The conference has been great. I posted some commentary in my previous post along with photos and below I add to the photos and discussion.
Today, in addition to a talk by a political scientist, we have had presentations from a physicists, from engineers, and also from operations researchers and management scientists. Clearly, we are seeing a need for holistic, systematic perspectives and approaches that can benefit practitioners and disaster management professionals. Today we heard talks ranging on such topics as narrative retrospection - explaining Danish and Swedish political dynamics in wake of the 2004 tsunami (in which 600 hundred Swedes and Danes perished in Thailand - the biggest such loss of life in years of Swedes in a natural disaster, albeit far from home) by Dr. Oliver Rubin, how to model pandemic dynamics by Dr. Edward Thommes of GSK with Professor Monica-Gabriela Cojocaru (I was pleased to see my research cited here on projected dynamical systems), horizontal cooperation among humanitarian organizations with a focus on the UN (by Professor Fuminori Toyasaki of York University with colleagues), and even tornado detection from radar data with the use of machine learning (of course, presented by a colleague from the University of Oklahoma, Professor Trafalis), and even network criticality and disaster response with results for the 2007 Peloponnese wildfires, given by Professor Mitsakis of the Hellenic Transport Institute. Professor Mitsakis with his collaborators has been applying the Nagurney and Qiang network efficiency/performance measure to identify the importance of links (such as roads) and their rankings. It was great to see how the work that Patrick Qiang and I did is being used now in many different applications and countries. Our Fragile Networks book, which summarized many of our papers on the topic.
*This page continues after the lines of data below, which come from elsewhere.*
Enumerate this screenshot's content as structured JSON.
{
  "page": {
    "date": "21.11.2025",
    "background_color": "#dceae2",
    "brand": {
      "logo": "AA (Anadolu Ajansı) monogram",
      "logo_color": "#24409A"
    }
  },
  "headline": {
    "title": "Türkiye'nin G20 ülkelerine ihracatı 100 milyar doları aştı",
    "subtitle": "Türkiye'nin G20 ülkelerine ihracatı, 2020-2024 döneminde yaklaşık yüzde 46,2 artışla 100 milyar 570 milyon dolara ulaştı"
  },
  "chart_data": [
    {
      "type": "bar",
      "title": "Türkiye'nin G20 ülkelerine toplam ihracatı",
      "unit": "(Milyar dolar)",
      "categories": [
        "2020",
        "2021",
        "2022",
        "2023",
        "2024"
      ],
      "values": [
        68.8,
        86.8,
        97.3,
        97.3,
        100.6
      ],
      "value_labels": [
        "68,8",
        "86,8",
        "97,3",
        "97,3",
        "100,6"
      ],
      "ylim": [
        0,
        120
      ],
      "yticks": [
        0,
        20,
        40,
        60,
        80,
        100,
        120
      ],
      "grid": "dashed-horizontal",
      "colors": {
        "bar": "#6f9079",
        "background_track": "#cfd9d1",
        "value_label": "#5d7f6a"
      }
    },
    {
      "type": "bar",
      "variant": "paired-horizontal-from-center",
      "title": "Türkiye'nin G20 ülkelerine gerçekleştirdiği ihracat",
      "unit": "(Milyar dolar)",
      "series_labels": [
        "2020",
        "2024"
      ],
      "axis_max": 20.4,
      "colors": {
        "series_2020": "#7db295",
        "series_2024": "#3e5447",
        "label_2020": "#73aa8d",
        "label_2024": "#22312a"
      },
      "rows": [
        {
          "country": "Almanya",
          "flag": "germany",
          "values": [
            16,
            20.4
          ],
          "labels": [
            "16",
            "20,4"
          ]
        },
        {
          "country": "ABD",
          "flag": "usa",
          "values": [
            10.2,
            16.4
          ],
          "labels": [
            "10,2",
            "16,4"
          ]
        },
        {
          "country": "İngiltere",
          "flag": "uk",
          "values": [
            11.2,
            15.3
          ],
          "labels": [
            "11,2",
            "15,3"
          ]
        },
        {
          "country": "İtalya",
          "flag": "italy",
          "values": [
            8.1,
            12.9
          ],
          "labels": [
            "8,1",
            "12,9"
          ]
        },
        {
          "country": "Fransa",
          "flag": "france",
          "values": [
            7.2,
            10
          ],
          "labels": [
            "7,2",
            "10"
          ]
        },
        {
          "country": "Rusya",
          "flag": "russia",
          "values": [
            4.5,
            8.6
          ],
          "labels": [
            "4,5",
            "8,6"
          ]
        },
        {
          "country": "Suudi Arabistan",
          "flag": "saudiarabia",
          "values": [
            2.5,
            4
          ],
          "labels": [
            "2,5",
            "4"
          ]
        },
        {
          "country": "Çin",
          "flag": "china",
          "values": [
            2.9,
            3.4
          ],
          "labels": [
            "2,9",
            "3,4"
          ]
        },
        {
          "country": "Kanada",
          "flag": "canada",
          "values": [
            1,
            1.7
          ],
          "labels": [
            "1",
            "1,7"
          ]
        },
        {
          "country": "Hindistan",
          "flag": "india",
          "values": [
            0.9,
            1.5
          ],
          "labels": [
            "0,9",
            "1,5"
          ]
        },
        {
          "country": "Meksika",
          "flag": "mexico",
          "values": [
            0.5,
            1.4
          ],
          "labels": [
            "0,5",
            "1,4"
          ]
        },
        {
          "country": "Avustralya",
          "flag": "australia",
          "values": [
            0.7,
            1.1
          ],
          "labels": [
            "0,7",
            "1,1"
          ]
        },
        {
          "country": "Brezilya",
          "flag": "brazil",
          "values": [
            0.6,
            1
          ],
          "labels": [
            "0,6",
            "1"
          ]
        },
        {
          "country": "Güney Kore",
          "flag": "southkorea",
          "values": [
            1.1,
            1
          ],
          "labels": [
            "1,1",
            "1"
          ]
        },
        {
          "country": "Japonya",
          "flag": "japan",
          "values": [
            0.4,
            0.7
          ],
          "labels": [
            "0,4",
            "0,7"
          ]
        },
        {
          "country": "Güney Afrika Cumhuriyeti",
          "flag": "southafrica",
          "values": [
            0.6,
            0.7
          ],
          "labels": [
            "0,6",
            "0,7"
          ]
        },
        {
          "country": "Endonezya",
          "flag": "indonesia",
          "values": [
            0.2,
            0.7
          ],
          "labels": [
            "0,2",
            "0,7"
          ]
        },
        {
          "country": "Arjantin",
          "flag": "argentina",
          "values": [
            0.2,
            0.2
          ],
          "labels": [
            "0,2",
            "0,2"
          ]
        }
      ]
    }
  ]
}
It was also great to hear Professor Sakis Migdalas, who is Greek, and is now a Professor at the University of Lulea in Sweden, one of the most northern universities on the planet, talk about transportation and distribution models.
Of course, Distinguished University Professor, Panos M. Pardalos was amazing in presenting his latest work on evacuation networks and centrality measure.
Below are photos of presenters, the audience, and more, that were taken today.
I thank my co-organizers, Professor Panos M. Pardalos of the University of Florida and Professor Ilias Kotsireas of Wilfrid Laurier University, for such a stimulating conference during a historic (and unplanned) debt crisis in Greece. It was wonderful to work with them on this conference. We are looking forward to getting together a very nice conference volume proceedings.
Tonight is the conference gala dinner, which we are all very much looking forward to. As the Prime Minister of Greece Tsipras said the other day on BBC news, the sun will shine again.